First a disclaimer: I am not a touch typist (yet). So my thoughts on typing flow may be WAY off base. Please correct me if I stray.
In the never ending search for the holy grail of keyboard layouts, I have found that many designers may be over-rating letter frequency. Surely its important. The top 8 letters (ARSTNEIO) probably DO deserve to be on the home positions, but we may be taking this criteria a bit too far. There are many criteria to consider, as Shai and many others like to point out, such as hotkey placement, similarity to qwerty, aesthetics and symmetry. Also a big one is typing flow.
Typing flow can be broken down to smaller aspects like same finger, row jumping, hand alteration. etc. But what I never see mentioned are breaks/pauses. For instance, I and everyone I have watched seem to type in sort of chunks or bursts interspersed with slight pauses. I'm only talking fractions of a second here, but its very obvious when watching a poor typist. It is true that the actual bursts may be taken into account when we talk about digraphs and trigraphs but what of the pauses. And what of how the pauses interrelate to the keystrokes before and after.
Lets take a look at the space. Does that space represent a break in thought, hence a break in flow? And is that break long enough (or perhaps 'natural' enough) to allow your fingers to return to their home positions if the previous key was an awkward stretch?
Heres an example. The comma and period are almost always followed by a space. Lets say we put the comma on the B key(probably the worst stretch in the main keyblock). When I hit the B key, my whole left hand except for the pinky move out of position. Having a comma there almost ensures that the next keystroke be a space and might allow enough of a pause for your fingers to return to get ready for the start of the next burst. Now the comma is the most frequent punctuation mark, and if looking only at frequency, it deserves a better key position.
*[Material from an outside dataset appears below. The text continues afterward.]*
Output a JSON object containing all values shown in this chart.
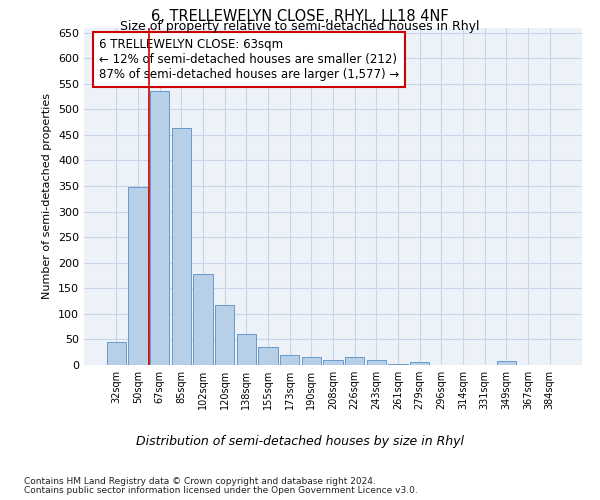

Things get trickier when talking of shorter breaks, like the end of trigraphs. Look at the word 'tethering'. First off, what are the bursts? They are probably different for everyone. One might type 'te'the'r'ing'. And someone else might type 'tet'her'ing'. The (') indicating the, lets call it, micro-pauses. Also, a single person may type it both ways just depending on how much sleep he got the night before. I find that my bursts tend to follow the syllables of a word, but are rarely longer than 3 letters.
I'm probably looking at this all wrong. Maybe a good typists flow is more like a musical beat or rythym and only the poor typists start/stop in bursts.